I am in the midst of putting together one of the most challenging partnerships I have ever encountered. I cannot give you the details of the parties involved but can share lessons learned in collaborating important strategic partnerships to drive business growth.
First of all, what is a strategic partnership, specifically? By definition:
“..a type of contractual alliance between two commercial enterprises that is not a formal legal partnership.”
Basically this means that two companies can come together and combine their assets to help each company drive revenue in some way. The partnership usually becomes official with a formal contract to work together on a unified strategy that will benefit both parties.
Initial steps to formulate a partnership are for both parties to meet and discuss the pros and cons of developing a particular strategy. Each partner should also look for synergies on the potential partnership. Essentially partners come together because each offers a resource that the other is not able or willing to supply.
Next, I recommend outlining with both legal departments the elements that offer no flexibility by each party. If this is done upfront with clear communication, then a lot of hassle and time is saved – as ultimately most of the focus should be on what elements are flexible for the duration of the negotiating process. One can argue that the next step before this should really be to develop the relationships; however, there are certain aspects that just won’t work no matter how much the relationships are cultivated.

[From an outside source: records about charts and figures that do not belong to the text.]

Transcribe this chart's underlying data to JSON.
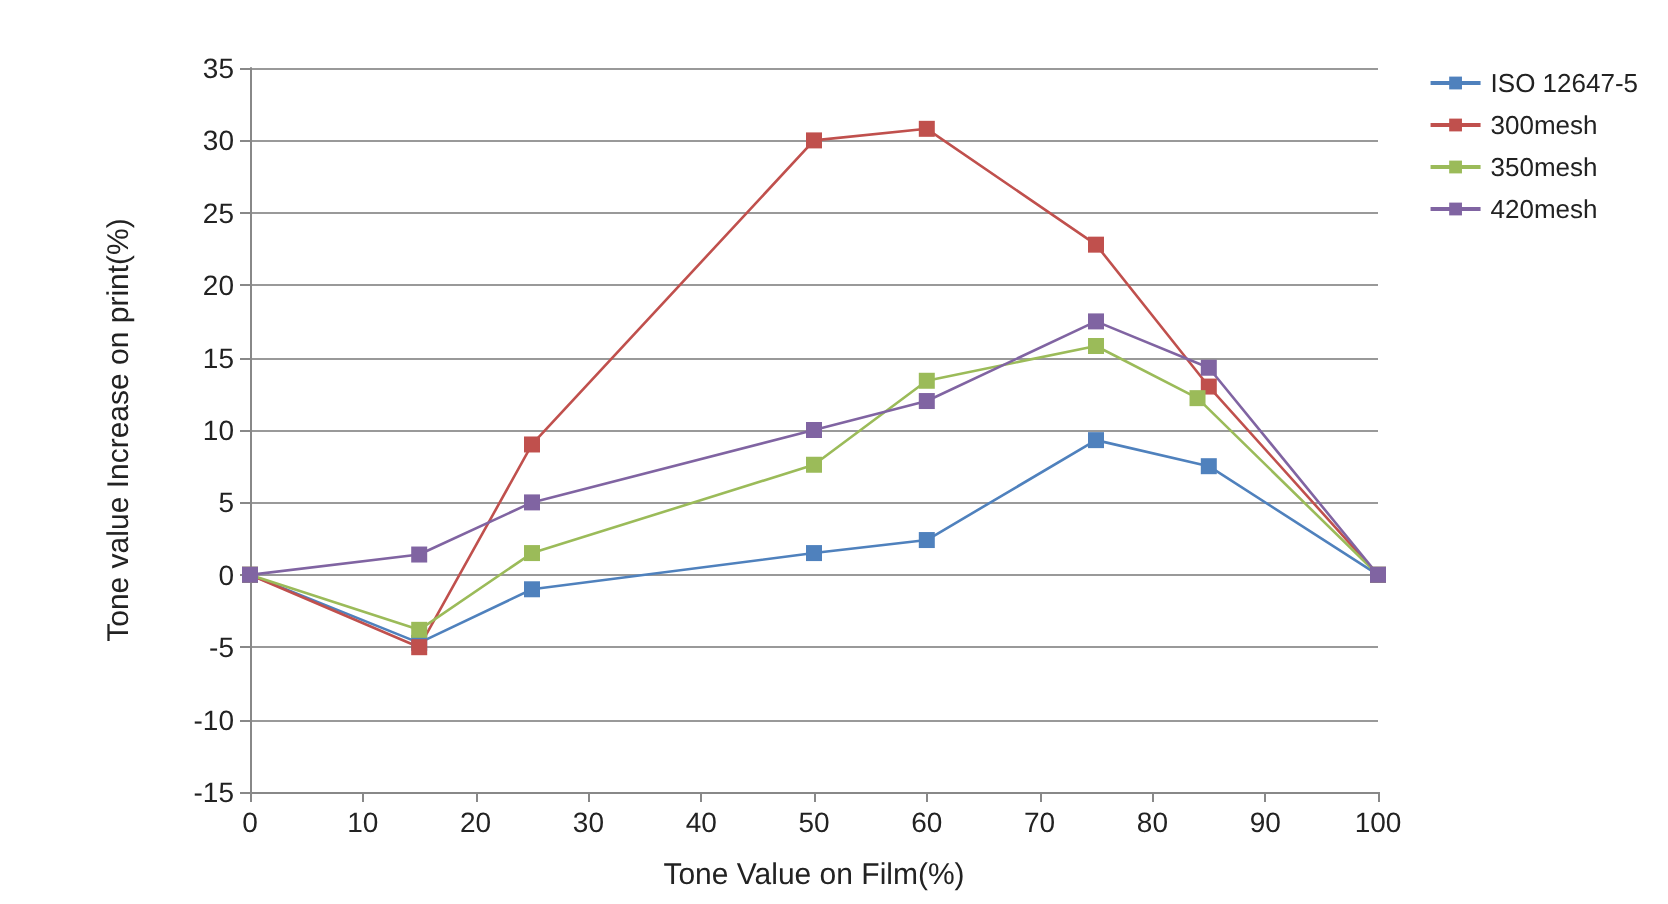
{
  "chart_data": {
    "type": "line",
    "xlabel": "Tone Value on Film(%)",
    "ylabel": "Tone value Increase on print(%)",
    "x": [
      0,
      15,
      25,
      50,
      60,
      75,
      85,
      100
    ],
    "series": [
      {
        "name": "ISO 12647-5",
        "color": "#4f81bd",
        "values": [
          0,
          -4.7,
          -1,
          1.5,
          2.4,
          9.3,
          7.5,
          0
        ]
      },
      {
        "name": "300mesh",
        "color": "#c0504d",
        "values": [
          0,
          -5,
          9,
          30,
          30.8,
          22.8,
          13,
          0
        ]
      },
      {
        "name": "350mesh",
        "color": "#9bbb59",
        "x": [
          0,
          15,
          25,
          50,
          60,
          75,
          84,
          100
        ],
        "values": [
          0,
          -3.8,
          1.5,
          7.6,
          13.4,
          15.8,
          12.2,
          0
        ]
      },
      {
        "name": "420mesh",
        "color": "#8064a2",
        "values": [
          0,
          1.4,
          5,
          10,
          12,
          17.5,
          14.3,
          0
        ]
      }
    ],
    "xlim": [
      0,
      100
    ],
    "xticks": [
      0,
      10,
      20,
      30,
      40,
      50,
      60,
      70,
      80,
      90,
      100
    ],
    "ylim": [
      -15,
      35
    ],
    "yticks": [
      -15,
      -10,
      -5,
      0,
      5,
      10,
      15,
      20,
      25,
      30,
      35
    ],
    "grid": "y",
    "legend": "right",
    "marker": "square",
    "line_style": "solid"
  }
}
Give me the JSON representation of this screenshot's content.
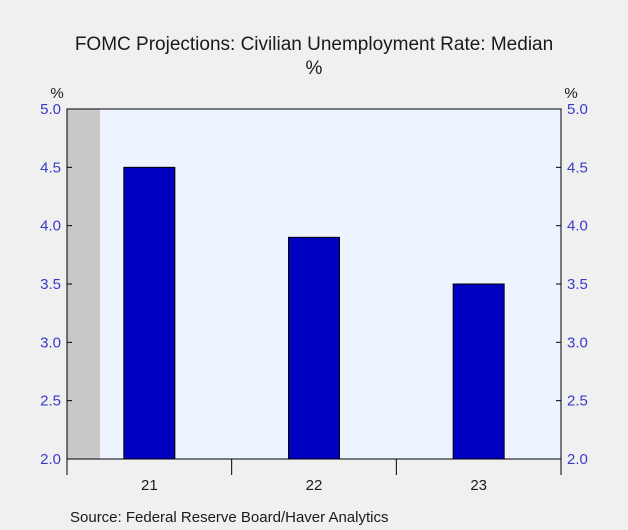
{
  "chart_data": {
    "type": "bar",
    "title": "FOMC Projections: Civilian Unemployment Rate: Median",
    "subtitle": "%",
    "y_unit_left": "%",
    "y_unit_right": "%",
    "categories": [
      "21",
      "22",
      "23"
    ],
    "values": [
      4.5,
      3.9,
      3.5
    ],
    "ylim": [
      2.0,
      5.0
    ],
    "yticks": [
      "5.0",
      "4.5",
      "4.0",
      "3.5",
      "3.0",
      "2.5",
      "2.0"
    ],
    "bar_color": "#0000c0",
    "plot_background": "#eef4ff",
    "shaded_region_color": "#c8c8c8",
    "grid": false,
    "source": "Source:  Federal Reserve Board/Haver Analytics"
  }
}
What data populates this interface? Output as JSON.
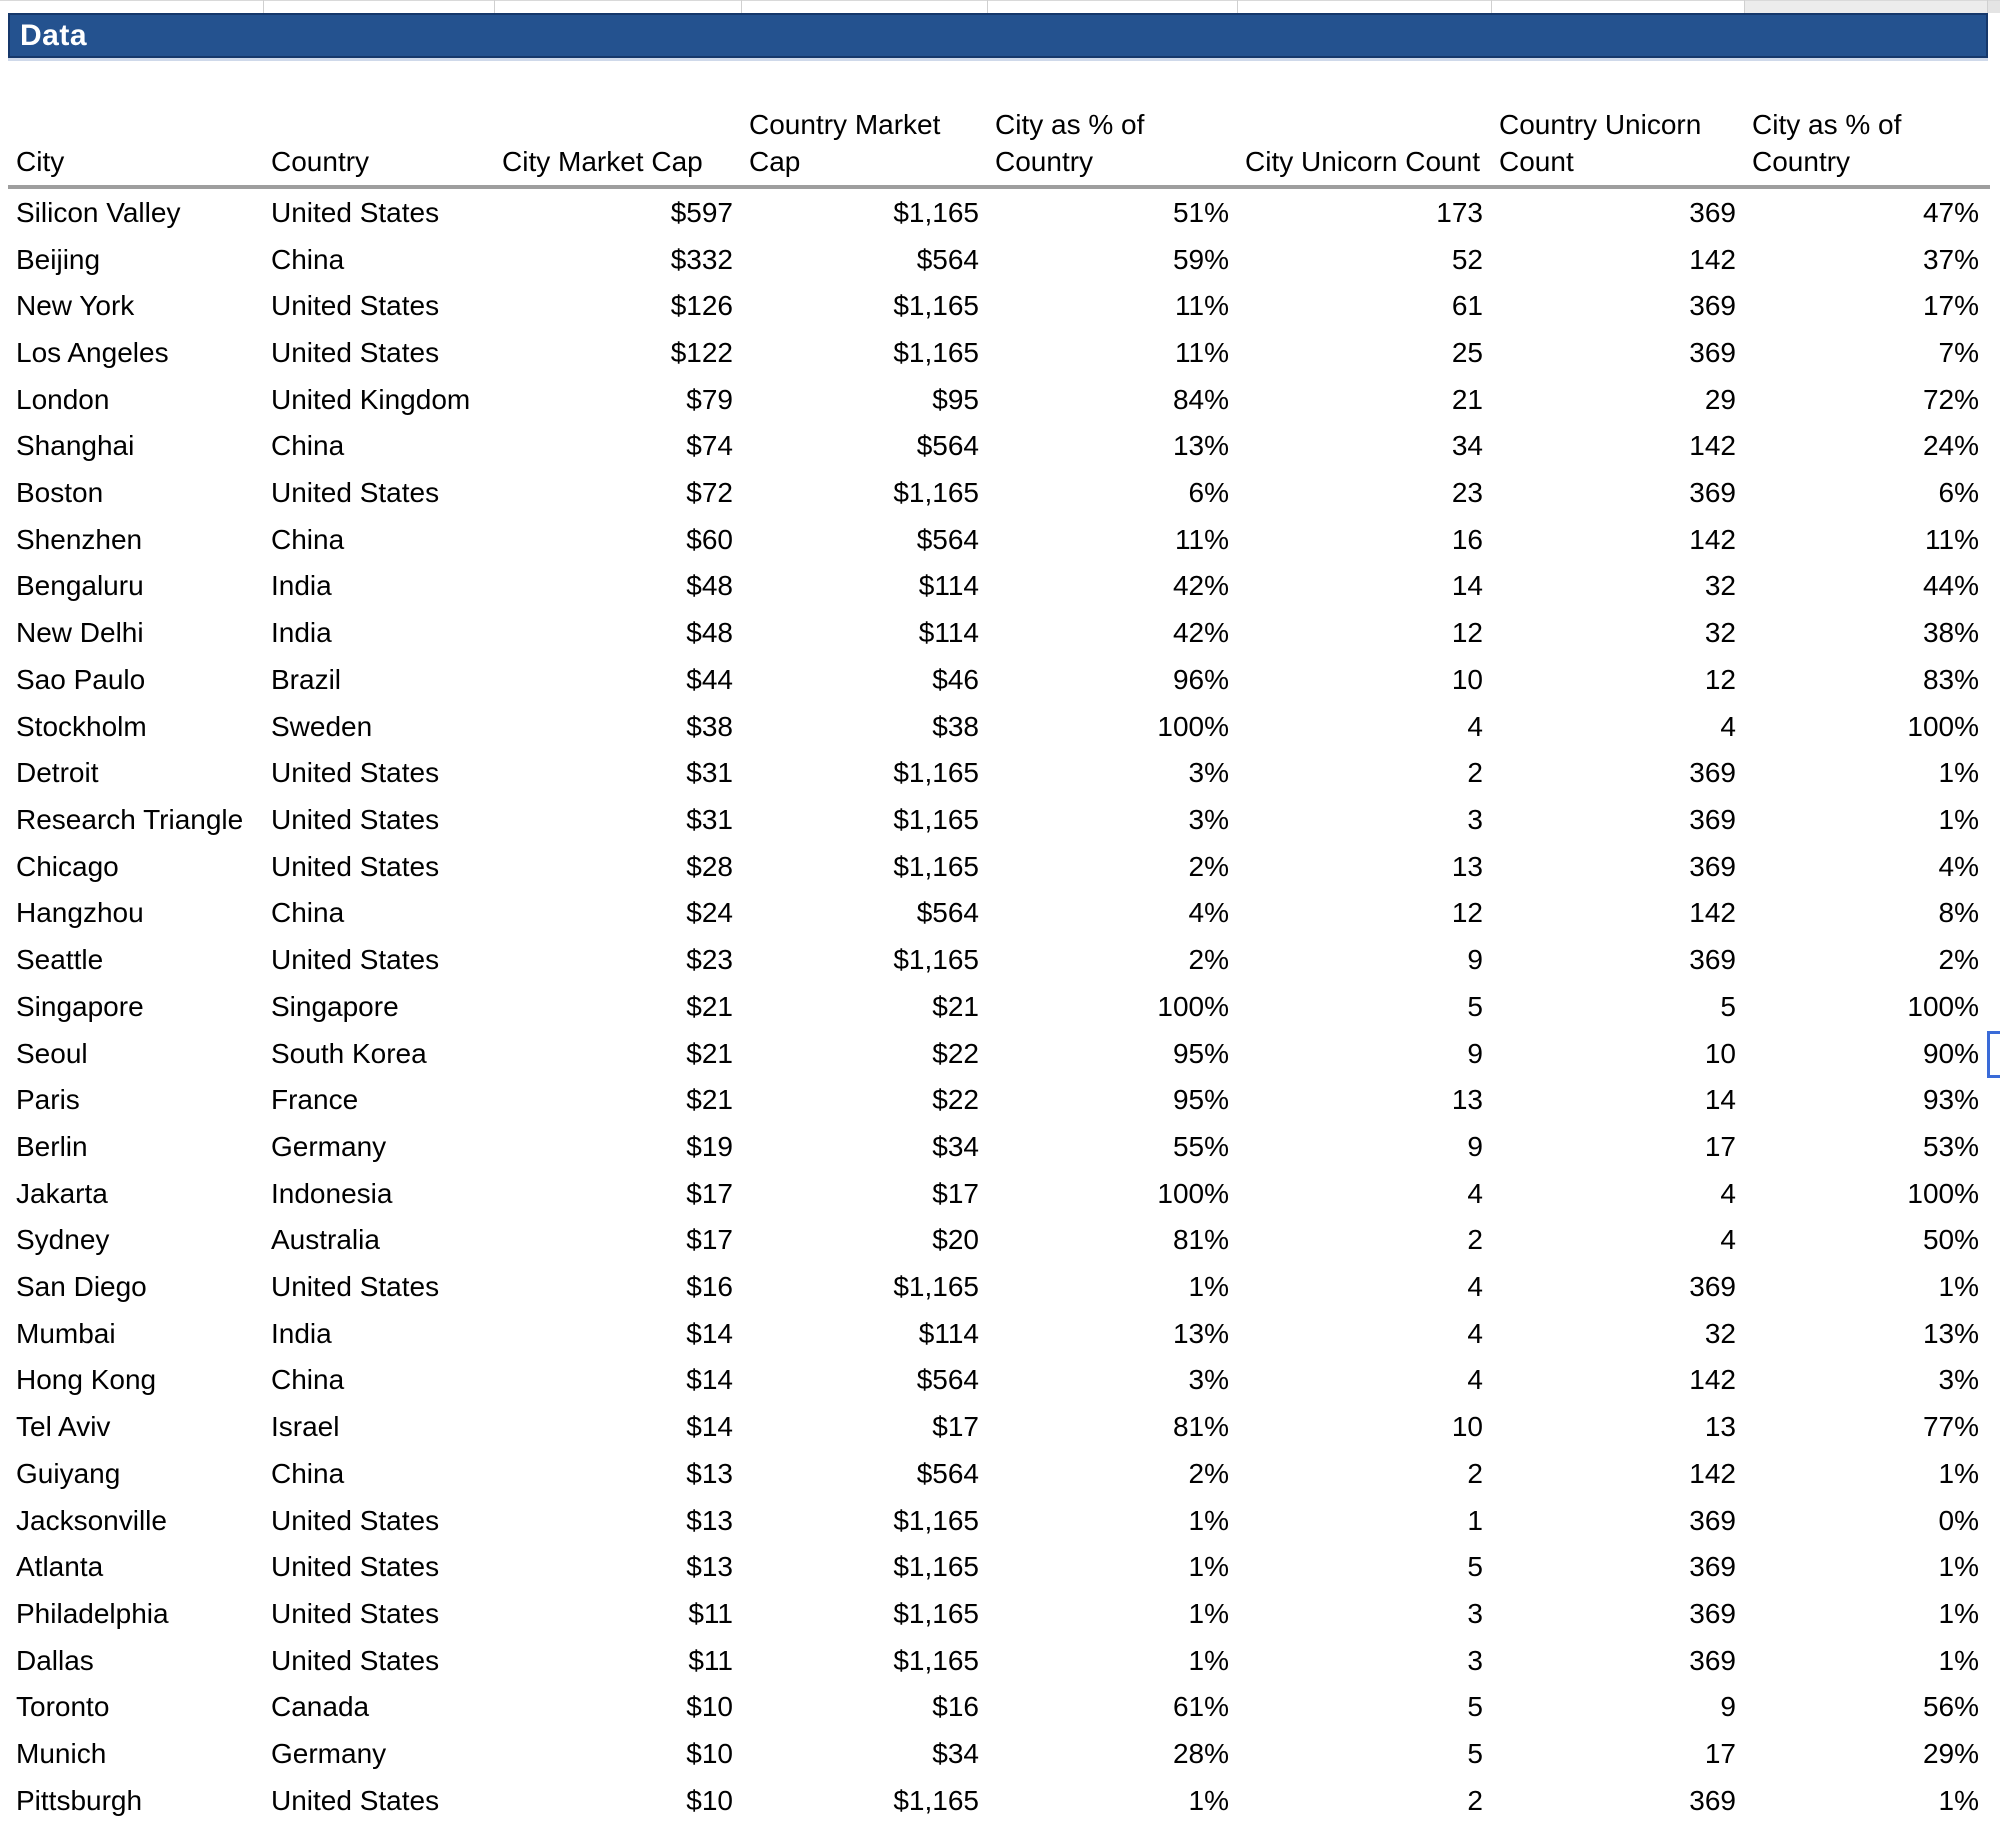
{
  "sheet": {
    "section_title": "Data",
    "colors": {
      "band_background": "#24528F",
      "band_border": "#16386B",
      "header_underline": "#9E9E9E",
      "gridline": "#D9D9D9",
      "selection_border": "#3A6BD8"
    },
    "table": {
      "headers": [
        "City",
        "Country",
        "City Market Cap",
        "Country Market Cap",
        "City as % of Country",
        "City Unicorn Count",
        "Country Unicorn Count",
        "City as % of Country"
      ],
      "rows": [
        [
          "Silicon Valley",
          "United States",
          "$597",
          "$1,165",
          "51%",
          "173",
          "369",
          "47%"
        ],
        [
          "Beijing",
          "China",
          "$332",
          "$564",
          "59%",
          "52",
          "142",
          "37%"
        ],
        [
          "New York",
          "United States",
          "$126",
          "$1,165",
          "11%",
          "61",
          "369",
          "17%"
        ],
        [
          "Los Angeles",
          "United States",
          "$122",
          "$1,165",
          "11%",
          "25",
          "369",
          "7%"
        ],
        [
          "London",
          "United Kingdom",
          "$79",
          "$95",
          "84%",
          "21",
          "29",
          "72%"
        ],
        [
          "Shanghai",
          "China",
          "$74",
          "$564",
          "13%",
          "34",
          "142",
          "24%"
        ],
        [
          "Boston",
          "United States",
          "$72",
          "$1,165",
          "6%",
          "23",
          "369",
          "6%"
        ],
        [
          "Shenzhen",
          "China",
          "$60",
          "$564",
          "11%",
          "16",
          "142",
          "11%"
        ],
        [
          "Bengaluru",
          "India",
          "$48",
          "$114",
          "42%",
          "14",
          "32",
          "44%"
        ],
        [
          "New Delhi",
          "India",
          "$48",
          "$114",
          "42%",
          "12",
          "32",
          "38%"
        ],
        [
          "Sao Paulo",
          "Brazil",
          "$44",
          "$46",
          "96%",
          "10",
          "12",
          "83%"
        ],
        [
          "Stockholm",
          "Sweden",
          "$38",
          "$38",
          "100%",
          "4",
          "4",
          "100%"
        ],
        [
          "Detroit",
          "United States",
          "$31",
          "$1,165",
          "3%",
          "2",
          "369",
          "1%"
        ],
        [
          "Research Triangle",
          "United States",
          "$31",
          "$1,165",
          "3%",
          "3",
          "369",
          "1%"
        ],
        [
          "Chicago",
          "United States",
          "$28",
          "$1,165",
          "2%",
          "13",
          "369",
          "4%"
        ],
        [
          "Hangzhou",
          "China",
          "$24",
          "$564",
          "4%",
          "12",
          "142",
          "8%"
        ],
        [
          "Seattle",
          "United States",
          "$23",
          "$1,165",
          "2%",
          "9",
          "369",
          "2%"
        ],
        [
          "Singapore",
          "Singapore",
          "$21",
          "$21",
          "100%",
          "5",
          "5",
          "100%"
        ],
        [
          "Seoul",
          "South Korea",
          "$21",
          "$22",
          "95%",
          "9",
          "10",
          "90%"
        ],
        [
          "Paris",
          "France",
          "$21",
          "$22",
          "95%",
          "13",
          "14",
          "93%"
        ],
        [
          "Berlin",
          "Germany",
          "$19",
          "$34",
          "55%",
          "9",
          "17",
          "53%"
        ],
        [
          "Jakarta",
          "Indonesia",
          "$17",
          "$17",
          "100%",
          "4",
          "4",
          "100%"
        ],
        [
          "Sydney",
          "Australia",
          "$17",
          "$20",
          "81%",
          "2",
          "4",
          "50%"
        ],
        [
          "San Diego",
          "United States",
          "$16",
          "$1,165",
          "1%",
          "4",
          "369",
          "1%"
        ],
        [
          "Mumbai",
          "India",
          "$14",
          "$114",
          "13%",
          "4",
          "32",
          "13%"
        ],
        [
          "Hong Kong",
          "China",
          "$14",
          "$564",
          "3%",
          "4",
          "142",
          "3%"
        ],
        [
          "Tel Aviv",
          "Israel",
          "$14",
          "$17",
          "81%",
          "10",
          "13",
          "77%"
        ],
        [
          "Guiyang",
          "China",
          "$13",
          "$564",
          "2%",
          "2",
          "142",
          "1%"
        ],
        [
          "Jacksonville",
          "United States",
          "$13",
          "$1,165",
          "1%",
          "1",
          "369",
          "0%"
        ],
        [
          "Atlanta",
          "United States",
          "$13",
          "$1,165",
          "1%",
          "5",
          "369",
          "1%"
        ],
        [
          "Philadelphia",
          "United States",
          "$11",
          "$1,165",
          "1%",
          "3",
          "369",
          "1%"
        ],
        [
          "Dallas",
          "United States",
          "$11",
          "$1,165",
          "1%",
          "3",
          "369",
          "1%"
        ],
        [
          "Toronto",
          "Canada",
          "$10",
          "$16",
          "61%",
          "5",
          "9",
          "56%"
        ],
        [
          "Munich",
          "Germany",
          "$10",
          "$34",
          "28%",
          "5",
          "17",
          "29%"
        ],
        [
          "Pittsburgh",
          "United States",
          "$10",
          "$1,165",
          "1%",
          "2",
          "369",
          "1%"
        ]
      ]
    }
  }
}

From the get-go, strategic partnerships can be inherently challenging because of the focus on sustainable competitive advantage and what that means for both parties. There can be a lot of tension between who owns what elements and about how the teams on each end are cooperating.
Sharing information is always a touchy subject and almost impossible to create a partnership without. It must be a fine balance between what kind of information is shared for the good of the deal. There must be strong leadership on both sides with extensive experience in the negotiating process; and expectations must be set far in advance of getting into confidential details. Trained managers will most likely try their best to avoid distrust, yet push for innovation and uniqueness tied to the outcome of the partnership. Each partner leader should try to avoid the daily inertia that sets in when day-to-day details do follow suit smoothly – and keep in mind that the ultimate goal should work for both parties’ advantage.
Trust is key. Without it, it would be difficult to reconcile differences and resolve disputes. Conflict can be expected when forming partnerships, as each team will always have its own company’s interests in mind. Trust at the onset will all partners to respond to one another through mutual respect and ensure the best performance from each team member.
Finally, the negotiating process is just as important as all other elements I have mentioned as it drives the opportunity for such, through innovation and growth. Strategic alliances allow for both business partners to gain competitive advantages by using one another’s resources to reach goals. This will include target markets, creative ability, technologies, IT performance, capital resources as well as an experienced team. These things are crucial to complete the operational process that will implement the best negotiation points, when handled correctly.
In the end, I view the whole process as a means to learning versus a means to an end. Of course the goal of any company joining forces is to drive revenue growth for the company – yet many times, much more is learned throughout the hard-earned progression toward final development.
If both strategic parties can remain open-minded and show a deep ambition for facing challenges with creative solutions, then I believe you have a ‘home run’ no matter what.